06 October 2010

Agitprop That's Too Clever By Half

For a political junkie, the month before a major election is like an extended Political Superbowl. Just as with the football big game, as gripping as the main event may be, I look forward to seeing the clever commercials.

The electorate always complains about negative ads, yet they are ordinarily quite effective to tar your opponent and depress their base. Negative ads also implicitly implant a comparison with your candidate, who is usually framed favorably. Because of the nature of campaigns, most negative ads are created on the fly with shoestring budgets and cheap graphics.

The turning point of the 1988 campaign was the infamous attack ad about “Willie Horton”. Govenor Michael Dukakis (D-MA) tried to project an image of competency as a technocrat who created “The Massachusetts Miracle”. Vice President Bush’s campaign seized upon opposition research that Al Gore used against Dukakis in the primaries about a prison furlow gone awry resulting in violent deaths. The resulting ad was able to focus the electorate on Dukakis liberal approach and portray him as soft and uncaring about crime.

After George H.W. Bush won the Presidency, Saturday Night Live had a savvy skit that perfectly parodied the campaign with a skit entitled “Bush’s Final Negative Ad”. It was intentionally over the top, piling on every scurrilous charge one after another, culminating with the tag line “On November 8th, you dodged a bullet. Bush: He beat a bad man.” The skit is also iconic as it supposedly has Bush, Sr.’s grandkids gathered around, which included a young Kirsten Dunst. While it was not meant to influence a voter, the skit was funny as the ad was short, intentionally over the top but it was able to focus on easily understandable campaign issues.

Rep. Alan Grayson’s (D-FL 8th) ad about Taliban Dan was ineffective because he is over the top and totally distorts his opponent’s position. This overbearing and obviously obfuscating ad created a sympathy factor which significantly increased Dan Webster’s campaign contributions and opened up a wide lead in the polls.

Another attack ad which backfires is the commercial John Dennis produced against his opponent Speaker Nancy Pelosi (D-CA 8th). Granted, Dennis has a quixotic campaign against a high profile, well funded and established opponent so he needs to be bold to grab prospective voters’ attention. So he proudly produced a Wicked Witch ad which invokes a Wizard of Oz motif. So much so, the curtain is not drawn on the cliched motif until 2/3rds of the way through a minute ad. It is difficult to take Dennis seriously when I was left wondering if he was also playing the Scarecrow, the Tin Man, the Lion and the Wizard in the vignette.

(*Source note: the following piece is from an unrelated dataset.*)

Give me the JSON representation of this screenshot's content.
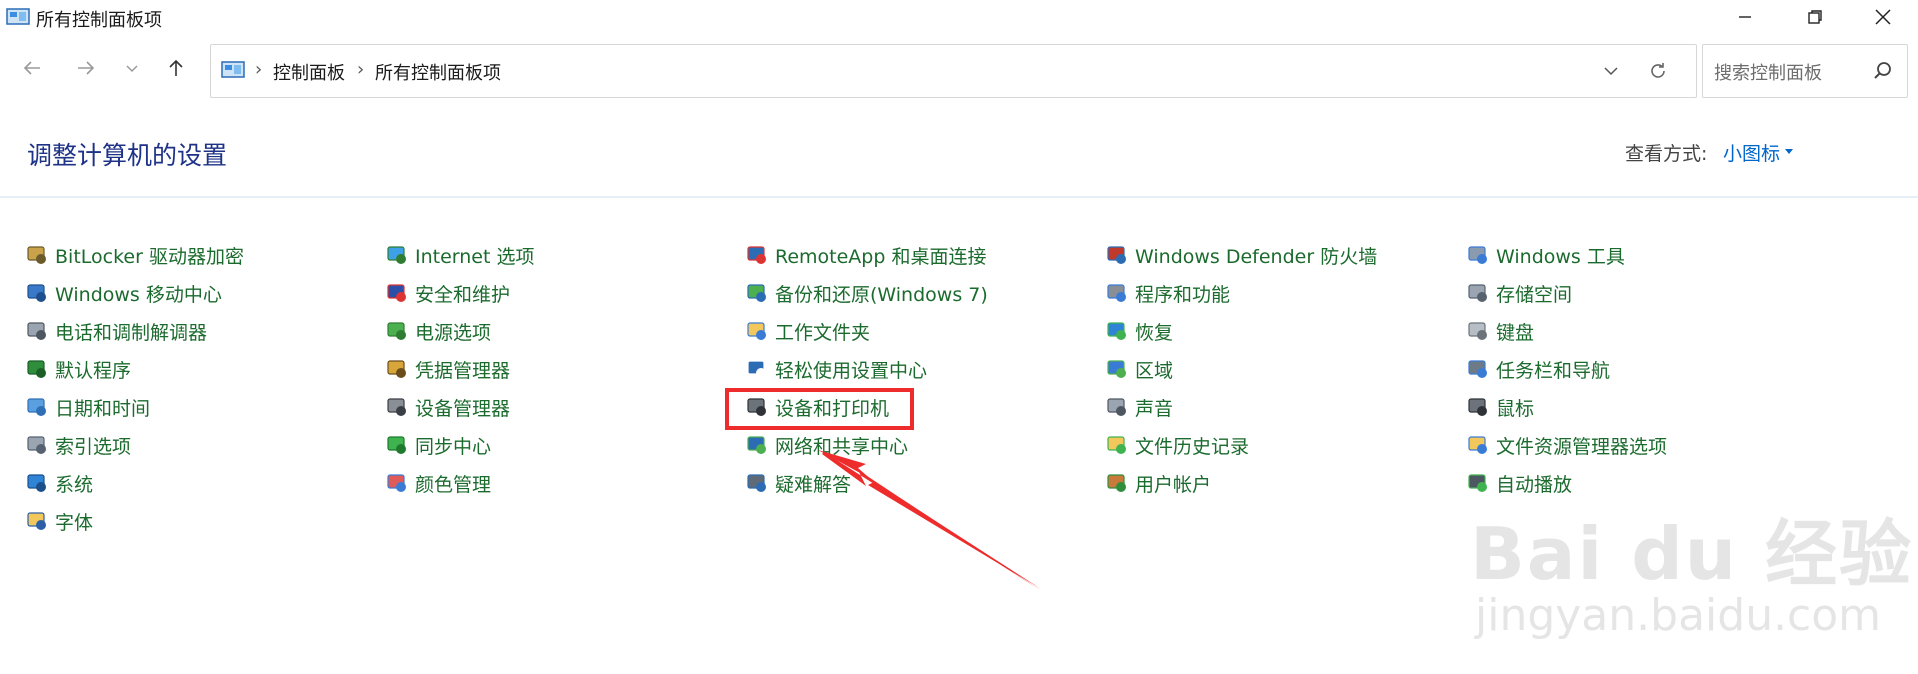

What really worked against message was emphasizing the laugh line of throwing water on the witch. Sure he was echoing radio talker Mike Gallegher, but it was imprudent to have a politician relishly voicing the line. It’s hard to believe that Pelosi could be depicted sympathetically, but Dennis did it.

Campaigns that focus on a female politician being a witch might magically create more sympathy than cast aspersions on her character. Take Senate candidate Christine O’Donnell. The Democrat Media/Campaign axis dug up distorted video footage on Jon Stewart’s show intimating that O’Donnell participated in sorcery activities in her youth. This was developed as a talking point that O’Donnell was a witch. This continued to garner attention to her longshot campaign as well as national campaign contributions. This ad hominem tact gave O’Donnell the opening to release a very human ad with the compelling lead line “I’m not a witch-- I'm you”. At least O’Donnell’s Democrat rival Chris Coons did not lead the charge that “She’s a witch”. Of course, considering Coons questionable past, the less he is seen, the better for the Democrats.

The other ad is a viral video by Synthetic Human Pictures entitled “ I'm Voting Republican”. It is a 2:49 piece that can most sympathetically be characterized as Socratic irony. It was a mockumentary which interviews a variety of stereotypical Republican voters answering why they are supporting the Grand Old Party.

The producers see themselves as producing works that “challenge the audience on both an emotive and intellectual level, pushing boundaries and opening up the human thought process.”
But after two vignettes, the caustic humor becomes predictable and the film just drags on. It reminds me of many Saturday Night Live skits where the writers have a funny premise and just refuse to end it, forcing the viewer to hit the fast forward button. The Zucker Brothers bombarded viewers with jokes in Airplane, but it was funny and unpredictable. One can see the Synthetic Human parries of parodies a mile away and in such rapid succession that one does not savor the sarcasm. On the other hand, this may be more of a comedy piece than intended as an opus to influence.